Families increasingly have access to the Internet. Used with caution,
cyberspace is a fantastic tool of communication and information. However,
surfing in cyberspace also involves risks. At primary school, children are
familiarized with the Internet without being aware of the risks to which
they are exposed. Digital events are constantly and increasingly reported in
all media worldwide.
It is also important to understand that nowadays practically all the crimes
known as “traditional” can be committed using technology. The victims
of these cybercrimes should understand that they have the same legal
remedies as if the misdemeanor took place without technology, provided
that their country is endowed with an appropriate legal arsenal.

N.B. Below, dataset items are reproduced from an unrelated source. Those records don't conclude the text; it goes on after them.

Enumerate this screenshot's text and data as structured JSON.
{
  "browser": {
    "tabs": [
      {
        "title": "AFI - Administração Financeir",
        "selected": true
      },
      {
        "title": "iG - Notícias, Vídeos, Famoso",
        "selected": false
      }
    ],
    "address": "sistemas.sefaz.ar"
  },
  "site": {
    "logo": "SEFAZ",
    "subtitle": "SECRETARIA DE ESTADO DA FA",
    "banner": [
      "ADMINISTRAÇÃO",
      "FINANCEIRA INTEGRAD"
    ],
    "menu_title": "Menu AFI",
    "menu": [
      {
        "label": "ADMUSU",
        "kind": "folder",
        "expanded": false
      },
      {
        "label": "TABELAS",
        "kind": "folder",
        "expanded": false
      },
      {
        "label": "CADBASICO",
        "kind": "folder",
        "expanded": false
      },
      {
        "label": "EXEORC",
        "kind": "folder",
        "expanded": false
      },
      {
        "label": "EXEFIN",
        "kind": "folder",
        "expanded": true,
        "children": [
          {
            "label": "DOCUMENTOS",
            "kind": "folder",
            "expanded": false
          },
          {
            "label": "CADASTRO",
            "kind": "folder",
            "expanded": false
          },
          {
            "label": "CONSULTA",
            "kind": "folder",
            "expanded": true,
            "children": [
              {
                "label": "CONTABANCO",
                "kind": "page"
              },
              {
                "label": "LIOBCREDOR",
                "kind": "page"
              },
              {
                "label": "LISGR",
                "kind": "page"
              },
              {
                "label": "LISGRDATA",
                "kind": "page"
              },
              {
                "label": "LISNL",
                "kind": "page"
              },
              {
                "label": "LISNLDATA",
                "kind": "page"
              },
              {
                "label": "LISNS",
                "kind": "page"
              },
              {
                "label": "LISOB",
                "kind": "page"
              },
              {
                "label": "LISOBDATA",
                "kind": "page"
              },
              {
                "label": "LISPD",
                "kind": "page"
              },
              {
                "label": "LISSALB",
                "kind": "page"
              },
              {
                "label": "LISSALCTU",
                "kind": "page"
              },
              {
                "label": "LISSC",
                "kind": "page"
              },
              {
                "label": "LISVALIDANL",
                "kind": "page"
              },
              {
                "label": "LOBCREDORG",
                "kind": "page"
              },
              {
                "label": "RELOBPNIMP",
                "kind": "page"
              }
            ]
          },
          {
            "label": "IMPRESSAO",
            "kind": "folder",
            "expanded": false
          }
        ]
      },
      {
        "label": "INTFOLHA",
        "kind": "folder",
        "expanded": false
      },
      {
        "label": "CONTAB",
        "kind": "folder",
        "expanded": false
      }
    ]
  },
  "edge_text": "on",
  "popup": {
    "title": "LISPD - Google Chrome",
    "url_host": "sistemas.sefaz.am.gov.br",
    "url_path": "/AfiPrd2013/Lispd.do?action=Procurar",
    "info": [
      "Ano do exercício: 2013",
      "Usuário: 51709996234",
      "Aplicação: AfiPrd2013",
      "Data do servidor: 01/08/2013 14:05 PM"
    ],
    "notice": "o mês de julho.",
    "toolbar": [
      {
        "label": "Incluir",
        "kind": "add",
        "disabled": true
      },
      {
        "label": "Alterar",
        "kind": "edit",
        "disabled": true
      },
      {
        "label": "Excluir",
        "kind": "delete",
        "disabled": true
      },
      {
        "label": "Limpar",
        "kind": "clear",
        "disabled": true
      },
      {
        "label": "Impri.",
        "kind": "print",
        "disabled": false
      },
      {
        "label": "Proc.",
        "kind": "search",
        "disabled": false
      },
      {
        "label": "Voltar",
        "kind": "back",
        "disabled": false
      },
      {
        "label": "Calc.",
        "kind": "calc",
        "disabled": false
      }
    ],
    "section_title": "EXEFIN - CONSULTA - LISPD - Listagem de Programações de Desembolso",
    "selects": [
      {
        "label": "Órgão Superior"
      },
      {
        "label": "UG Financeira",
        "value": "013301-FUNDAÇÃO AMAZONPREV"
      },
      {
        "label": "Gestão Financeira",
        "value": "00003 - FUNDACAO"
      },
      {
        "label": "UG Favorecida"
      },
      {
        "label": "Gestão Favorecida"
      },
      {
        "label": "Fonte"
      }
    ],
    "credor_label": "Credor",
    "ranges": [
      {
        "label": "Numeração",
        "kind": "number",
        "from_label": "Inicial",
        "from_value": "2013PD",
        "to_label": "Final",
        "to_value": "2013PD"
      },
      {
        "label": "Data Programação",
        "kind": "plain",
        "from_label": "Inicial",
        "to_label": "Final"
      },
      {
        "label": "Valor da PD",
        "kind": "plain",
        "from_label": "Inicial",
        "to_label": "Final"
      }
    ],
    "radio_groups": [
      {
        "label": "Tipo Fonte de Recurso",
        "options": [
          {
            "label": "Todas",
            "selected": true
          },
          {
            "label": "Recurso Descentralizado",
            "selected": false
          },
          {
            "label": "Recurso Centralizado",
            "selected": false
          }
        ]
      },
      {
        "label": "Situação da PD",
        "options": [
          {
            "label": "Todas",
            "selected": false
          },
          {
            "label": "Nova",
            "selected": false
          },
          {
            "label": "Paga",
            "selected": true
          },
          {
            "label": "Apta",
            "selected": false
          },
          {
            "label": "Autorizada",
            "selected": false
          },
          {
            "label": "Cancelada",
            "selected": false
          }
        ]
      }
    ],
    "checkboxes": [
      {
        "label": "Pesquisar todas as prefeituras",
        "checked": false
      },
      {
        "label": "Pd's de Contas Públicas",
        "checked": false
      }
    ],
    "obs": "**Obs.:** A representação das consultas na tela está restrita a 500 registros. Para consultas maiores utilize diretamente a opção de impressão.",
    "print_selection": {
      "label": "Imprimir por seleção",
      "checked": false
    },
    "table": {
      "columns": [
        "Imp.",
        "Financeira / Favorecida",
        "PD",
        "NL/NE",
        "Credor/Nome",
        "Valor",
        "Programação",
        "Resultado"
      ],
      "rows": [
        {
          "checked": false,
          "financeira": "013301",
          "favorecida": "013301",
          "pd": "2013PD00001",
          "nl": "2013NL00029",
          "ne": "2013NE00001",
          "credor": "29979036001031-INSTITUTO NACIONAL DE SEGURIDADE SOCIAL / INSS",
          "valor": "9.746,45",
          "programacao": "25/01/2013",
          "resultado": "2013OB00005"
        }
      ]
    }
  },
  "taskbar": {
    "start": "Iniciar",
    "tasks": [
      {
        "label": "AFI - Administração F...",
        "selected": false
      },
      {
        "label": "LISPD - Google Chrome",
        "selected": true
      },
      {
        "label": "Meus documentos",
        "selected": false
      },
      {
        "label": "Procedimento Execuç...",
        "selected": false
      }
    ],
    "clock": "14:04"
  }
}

While surfing on the Internet by younger children poses a number of issues
as to their support, even their protection, teenagers' surfing can also depend
on youngsters' relationship with their families and educators, so as to deliver
a solution to the desire for emancipation characterizing this period of life.
Protecting the child increasingly requires a good knowledge of the potential
of the highly interconnected tools to understand not only the possible uses
and nature of authorized contacts, but also potential intrusions. In addition,
it is now a question of integrating, in child protection on the Internet, a
necessary media education, not only for children themselves, but parents
and educators as well. This would be conducted by describing the relevant
risks, particularly those facing children, teenagers and even adults, especially
within the framework of their educational responsibility and parental
authority.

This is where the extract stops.